Correlation of HLA Matchmaker and PIRCHE Reveals T Cell Epitope Mismatches High Risk for Donor Specific Antibodies (DSA) and Antibody-Mediated Rejection (AMR)

Session Information

Category: Transplantation

  • 2102 Transplantation: Clinical

Authors

  • Crane, Clarkson, University of California San Diego School of Medicine, La Jolla, California, United States
  • Ingulli, Elizabeth G., University of California San Diego School of Medicine, La Jolla, California, United States
  • Morris, Gerald P., University of California San Diego School of Medicine, La Jolla, California, United States
Background

Both HLA Matchmaker and PIRCHE algorithms associate with de novo donor specific antibody (DSA) in kidney transplant recipients (KTR), but each predicts a different mechanism of the alloimmune response. Activation of CD4 T helper cells via indirect allorecognition (PIRCHE) occurs upstream of T-B cooperation resulting in antibody production (HLA Matchmaker). Given this, we aim to describe their correlation and hypothesize PIRCHE can provide insight as to the molecular mismatches highest risk for DSA and subsequent rejection.

Methods

KTR between 2017 to 2022 with high-resolution HLA typing were identified. Eplet mismatches were calculated with HLA Matchmaker and PIRCHE score determined. Spearman correlation was preformed and results plotted with quintile cutoffs.

Results

We identified 420 adult (n= 377) and pediatric (n= 43) KTR. Median age 52 years old, 68% male, 68% deceased donor and median time 20 months from transplant.
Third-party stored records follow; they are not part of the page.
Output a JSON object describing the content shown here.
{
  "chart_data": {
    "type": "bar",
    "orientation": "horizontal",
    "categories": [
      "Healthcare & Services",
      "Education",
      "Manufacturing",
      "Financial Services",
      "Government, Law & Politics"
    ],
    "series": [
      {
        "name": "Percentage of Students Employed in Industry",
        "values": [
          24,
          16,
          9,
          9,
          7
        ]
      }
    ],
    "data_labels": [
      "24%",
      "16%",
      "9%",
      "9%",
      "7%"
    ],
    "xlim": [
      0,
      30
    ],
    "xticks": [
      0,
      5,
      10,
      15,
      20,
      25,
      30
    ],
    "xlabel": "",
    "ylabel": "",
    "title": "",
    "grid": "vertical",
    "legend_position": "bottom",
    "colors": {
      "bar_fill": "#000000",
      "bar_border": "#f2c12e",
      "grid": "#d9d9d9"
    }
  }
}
DQA1/DQB1 had the strongest association with DSA when assessed with each algorithm. Distribution and correlation of PIRCHE and eplet mismatches for the entire cohort, +DSA, TCMR and AMR are shown in Figure 1, panels A-D. There was moderate correlation between the algorithms but more discordance of high PIRCHE/low eplet mismatch in DSA and AMR.

Conclusion

Our results demonstrate moderate strength correlation of PIRCHE and HLA matchmaker with transplant outcomes. High PIRCHE in setting of lower eplet mismatch in those with DSA and AMR suggests PIRCHE is predicting mismatched T cell epitopes that may be relevant for antibody formation and rejection. This cohort is limited by its retrospective nature and small sample size, but our next phase aims to test this hypothesis by quantifying ex vivo alloreactivity in donor/recipient pairs with high predicted T-cell epitope mismatches.